In this model from Feichtinger and Wirl (1994), we aim to understand the incentives for politicians to engage in corrupt activities or to combat corruption. The model considers a politician’s popularity as a dynamic process that is influenced by the public’s memory of recent and past corruption. The objective is to find conditions under which self-interested politicians would choose to be honest or dishonest.

The model introduces the following notation:

• \(C(t)\): accumulated awareness (knowledge) of past corruption at time \(t\)

• \(u(t)\): extent of corruption (politician’s control variable) at time \(t\)

• \(\delta\): rate of forgetting past corruption

• \(P(t)\): politician’s popularity at time \(t\)

• \(g(P)\): growth function of popularity; \(g''(P) < 0\)

• \(f(C)\): function measuring the loss of popularity caused by \(C\); \(f'(C) > 0\), \(f''(C) \geq 0\)

• \(U_1(P)\): benefits associated with being popular; \(U_1'(P) > 0\), \(U_1''(P) \leq 0\)

• \(U_2(u)\): benefits resulting from bribery and fraud; \(U_2'(u) > 0\), \(U_2''(u) < 0\)

• \(r\): discount rate

The dynamics of the public’s memory of recent and past corruption \(C(t)\) are modeled as:

\[\begin{align*} \dot{C}(t) &= u(t) - \delta C(t), \quad C(0) = C_0 \end{align*}\]

The evolution of the politician’s popularity \(P(t)\) is governed by:

\[\begin{align*} \dot{P}(t) &= g(P(t)) - f(C(t)), \quad P(0) = P_0 \end{align*}\]

The politician’s objective is to maximize the following objective:

\[\begin{equation*} \int_0^{\infty} e^{-rt} [U_1(P(t)) + U_2(u(t))] \, \mathrm{d}t \end{equation*}\]

subject to the dynamics of corruption awareness and popularity.
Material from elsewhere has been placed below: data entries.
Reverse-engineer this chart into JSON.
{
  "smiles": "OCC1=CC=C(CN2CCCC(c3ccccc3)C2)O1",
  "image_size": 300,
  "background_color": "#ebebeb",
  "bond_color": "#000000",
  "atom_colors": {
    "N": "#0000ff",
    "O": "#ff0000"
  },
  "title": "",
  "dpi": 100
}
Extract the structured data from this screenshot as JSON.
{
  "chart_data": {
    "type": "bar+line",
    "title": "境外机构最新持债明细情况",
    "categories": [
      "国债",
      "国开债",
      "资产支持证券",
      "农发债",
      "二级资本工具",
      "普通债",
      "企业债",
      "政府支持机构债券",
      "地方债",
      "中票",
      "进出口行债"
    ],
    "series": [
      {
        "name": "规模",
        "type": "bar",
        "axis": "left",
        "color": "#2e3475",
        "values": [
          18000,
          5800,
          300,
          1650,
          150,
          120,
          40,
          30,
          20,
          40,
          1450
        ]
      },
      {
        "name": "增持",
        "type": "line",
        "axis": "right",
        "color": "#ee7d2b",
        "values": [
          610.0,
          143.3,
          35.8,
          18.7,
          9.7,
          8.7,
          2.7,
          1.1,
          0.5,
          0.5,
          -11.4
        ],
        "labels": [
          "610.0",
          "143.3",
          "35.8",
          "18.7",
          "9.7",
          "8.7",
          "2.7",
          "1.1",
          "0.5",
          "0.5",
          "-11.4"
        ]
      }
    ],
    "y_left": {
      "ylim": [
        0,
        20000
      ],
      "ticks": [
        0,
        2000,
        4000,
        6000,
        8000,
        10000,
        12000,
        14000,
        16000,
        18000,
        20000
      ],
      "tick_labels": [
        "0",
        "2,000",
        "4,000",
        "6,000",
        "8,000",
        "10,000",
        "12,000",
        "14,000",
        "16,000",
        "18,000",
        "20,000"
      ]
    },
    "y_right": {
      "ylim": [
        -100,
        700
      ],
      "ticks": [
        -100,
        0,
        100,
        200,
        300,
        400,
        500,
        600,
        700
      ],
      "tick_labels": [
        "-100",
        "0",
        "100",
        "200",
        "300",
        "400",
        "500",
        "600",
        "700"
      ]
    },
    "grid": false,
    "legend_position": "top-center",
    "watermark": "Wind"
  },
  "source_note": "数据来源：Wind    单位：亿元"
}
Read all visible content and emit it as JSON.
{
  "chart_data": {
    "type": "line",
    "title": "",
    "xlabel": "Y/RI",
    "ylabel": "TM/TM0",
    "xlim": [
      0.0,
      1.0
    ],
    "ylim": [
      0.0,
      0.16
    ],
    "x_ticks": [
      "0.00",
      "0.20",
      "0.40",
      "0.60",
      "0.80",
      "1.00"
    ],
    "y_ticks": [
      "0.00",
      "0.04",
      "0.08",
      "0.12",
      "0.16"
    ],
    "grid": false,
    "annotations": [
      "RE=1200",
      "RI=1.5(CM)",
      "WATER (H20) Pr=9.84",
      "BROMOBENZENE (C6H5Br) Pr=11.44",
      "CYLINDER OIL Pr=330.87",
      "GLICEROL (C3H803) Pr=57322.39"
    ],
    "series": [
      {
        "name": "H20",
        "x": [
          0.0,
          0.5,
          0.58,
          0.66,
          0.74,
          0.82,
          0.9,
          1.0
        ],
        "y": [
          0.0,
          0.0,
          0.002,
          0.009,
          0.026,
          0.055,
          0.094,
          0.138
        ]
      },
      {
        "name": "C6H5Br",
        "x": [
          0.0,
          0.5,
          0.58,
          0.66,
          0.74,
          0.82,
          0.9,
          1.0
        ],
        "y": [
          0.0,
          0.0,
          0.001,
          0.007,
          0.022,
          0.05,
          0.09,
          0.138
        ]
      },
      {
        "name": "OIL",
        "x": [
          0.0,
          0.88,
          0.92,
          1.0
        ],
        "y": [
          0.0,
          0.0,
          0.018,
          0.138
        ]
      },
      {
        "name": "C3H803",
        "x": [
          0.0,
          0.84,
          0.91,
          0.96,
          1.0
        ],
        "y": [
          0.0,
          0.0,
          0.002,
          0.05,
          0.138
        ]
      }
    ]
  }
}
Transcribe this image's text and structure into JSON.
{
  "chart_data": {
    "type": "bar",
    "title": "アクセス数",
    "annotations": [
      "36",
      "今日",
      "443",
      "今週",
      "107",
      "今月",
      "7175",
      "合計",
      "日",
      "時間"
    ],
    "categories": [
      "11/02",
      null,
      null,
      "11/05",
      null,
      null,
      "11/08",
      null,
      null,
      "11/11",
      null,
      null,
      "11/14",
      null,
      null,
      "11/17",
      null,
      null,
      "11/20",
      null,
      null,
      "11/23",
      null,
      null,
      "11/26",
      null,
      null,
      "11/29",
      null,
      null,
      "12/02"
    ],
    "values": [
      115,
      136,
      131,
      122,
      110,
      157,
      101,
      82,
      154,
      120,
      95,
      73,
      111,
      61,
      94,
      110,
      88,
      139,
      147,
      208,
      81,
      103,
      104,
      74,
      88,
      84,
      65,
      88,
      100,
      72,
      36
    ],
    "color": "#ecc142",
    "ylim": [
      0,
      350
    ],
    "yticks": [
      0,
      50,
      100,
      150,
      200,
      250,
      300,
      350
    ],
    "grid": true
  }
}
The optimal control problem can be formulated as follows:

\[\begin{align*} \max_{u(\cdot)} \quad & \int_0^{\infty} e^{-rt} [U_1(P(t)) + U_2(u(t))] \, \mathrm{d}t \\ \text{s.t.} \quad & \dot{C}(t) = u(t) - \delta C(t), \quad C(0) = C_0 \\ & \dot{P}(t) = g(P(t)) - f(C(t)), \quad P(0) = P_0 \end{align*}\]

The state variables are the accumulated awareness of past corruption \(C(t)\) and the politician’s popularity \(P(t)\). The control variable is the extent of corruption \(u(t)\). The objective functional represents the discounted stream of benefits coming from being honest (popularity) and from being dishonest (corruption).